Berbicara pada KTT G7 di Evian, presiden Perancis mengatakan Perancis dan mitranya siap mengerahkan pesawat tempur, fregat dan, sebagai bagian dari “dua hingga tiga hari“, kapal induk Charles de Gaulledi samping kemampuan pembersihan ranjau.
Macron menekankan semuanya penyebaran Hal ini bergantung pada konfirmasi perjanjian internasional antara Washington dan Teheran.
Jerman dan Italia juga telah menunjukkan kesediaan mereka untuk berkontribusi.
Sesampainya di Dewan Urusan Luar Negeri Uni Eropa di Luksemburg, Menteri Luar Negeri Jerman Johann Wadephul mengatakan negara-negara Eropa “selalu menyatakan diri mereka siap memainkan peran” dalam memulihkan kebebasan navigasi melalui Hormuz, dan menyarankan upaya Eropa “dapat diperkuat jika diperlukan.”

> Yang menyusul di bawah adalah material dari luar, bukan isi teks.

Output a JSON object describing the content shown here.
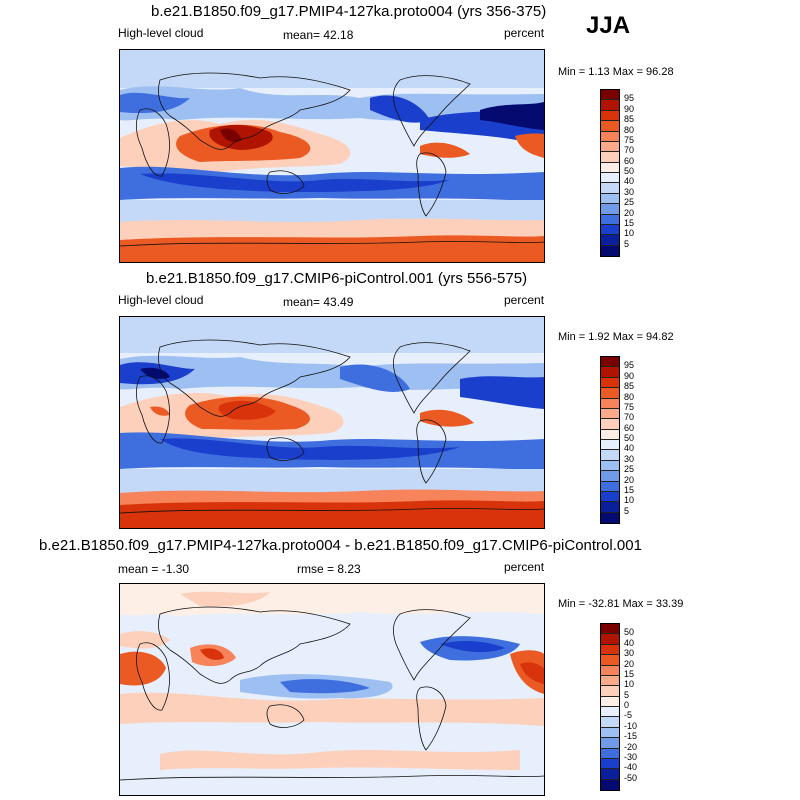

Menteri Luar Negeri Italia Antonio Tajani menegaskan kesediaan Roma untuk berpartisipasi dalam misi perdamaian di masa depan, dan mencatat bahwa dua pemburu ranjau Italia yang saat ini ditugaskan dalam Operasi Aspides UE dapat dikerahkan kembali ke Selat Hormuz, sehingga berpotensi mengurangi sumber daya yang tersedia untuk Aspides.

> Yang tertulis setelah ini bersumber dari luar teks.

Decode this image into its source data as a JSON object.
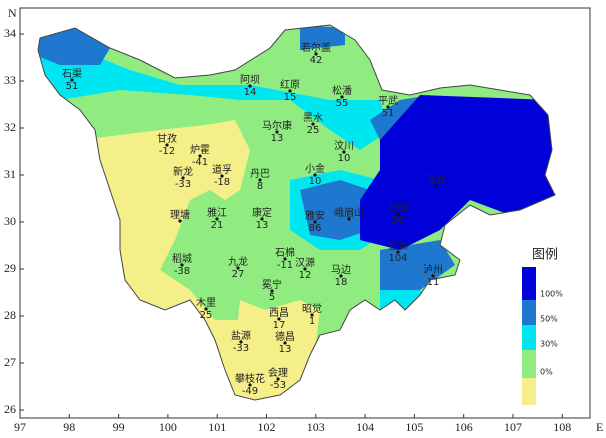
{
  "xticks": [
    97,
    98,
    99,
    100,
    101,
    102,
    103,
    104,
    105,
    106,
    107,
    108
  ],
  "yticks": [
    26,
    27,
    28,
    29,
    30,
    31,
    32,
    33,
    34
  ],
  "x_axis_label": "E",
  "y_axis_label": "N",
  "legend": {
    "title": "图例",
    "items": [
      {
        "label": "100%",
        "color": "#0000d8"
      },
      {
        "label": "50%",
        "color": "#1e78d0"
      },
      {
        "label": "30%",
        "color": "#00e6f0"
      },
      {
        "label": "0%",
        "color": "#90ec80"
      }
    ],
    "last_color": "#f5ef8a"
  },
  "stations": [
    {
      "name": "若尔盖",
      "value": 42
    },
    {
      "name": "石渠",
      "value": 51
    },
    {
      "name": "阿坝",
      "value": 14
    },
    {
      "name": "红原",
      "value": 15
    },
    {
      "name": "松潘",
      "value": 55
    },
    {
      "name": "平武",
      "value": 51
    },
    {
      "name": "马尔康",
      "value": 13
    },
    {
      "name": "黑水",
      "value": 25
    },
    {
      "name": "甘孜",
      "value": -12
    },
    {
      "name": "炉霍",
      "value": -41
    },
    {
      "name": "汶川",
      "value": 10
    },
    {
      "name": "小金",
      "value": 10
    },
    {
      "name": "丹巴",
      "value": 8
    },
    {
      "name": "新龙",
      "value": -33
    },
    {
      "name": "道孚",
      "value": -18
    },
    {
      "name": "理塘"
    },
    {
      "name": "雅江",
      "value": 21
    },
    {
      "name": "康定",
      "value": 13
    },
    {
      "name": "雅安",
      "value": 86
    },
    {
      "name": "峨眉山"
    },
    {
      "name": "稻城",
      "value": -38
    },
    {
      "name": "九龙",
      "value": 27
    },
    {
      "name": "石棉",
      "value": -11
    },
    {
      "name": "汉源",
      "value": 12
    },
    {
      "name": "马边",
      "value": 18
    },
    {
      "name": "宜宾",
      "value": 104
    },
    {
      "name": "泸州",
      "value": 11
    },
    {
      "name": "冕宁",
      "value": 5
    },
    {
      "name": "木里",
      "value": 25
    },
    {
      "name": "西昌",
      "value": 17
    },
    {
      "name": "昭觉",
      "value": 1
    },
    {
      "name": "盐源",
      "value": -33
    },
    {
      "name": "德昌",
      "value": 13
    },
    {
      "name": "会理",
      "value": -53
    },
    {
      "name": "攀枝花",
      "value": -49
    },
    {
      "name": "资阳",
      "value": 56
    },
    {
      "name": "南充"
    }
  ]
}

Namun, kepala kebijakan luar negeri Uni Eropa Kaja Kallas membedakan antara misi Hormuz di masa depan dan operasi angkatan laut Uni Eropa saat ini, Aspides.
Setelah diskusi antara menteri luar negeri dan pertahanan Uni Eropa, kata Kallas aspid akan terus fokus pada perlindungan pelayaran komersial di Laut Merah, terutama ketika pemberontak Houthi Yaman mengancam akan meningkatkan serangan mereka.
Operasi Perancis-Inggris di Hormuz dan Aspides akan “berjalan beriringan dan saling melengkapi” daripada tumpang tindih, katanya.
Ucapan Kallas ini menandai pergeseran sikapnya dari sebelumnya. Berbicara pada pertemuan informal Gymnich di Siprus pada tanggal 28 Mei, ia mengatakan bahwa dalam konteks “upaya diplomatik yang berkelanjutan untuk memperpanjang gencatan senjata dan membuka kembali selat tersebut,” UE dapat membantu melindungi kebebasan navigasi di wilayah tersebut, “terutama melalui Operasi Aspides.”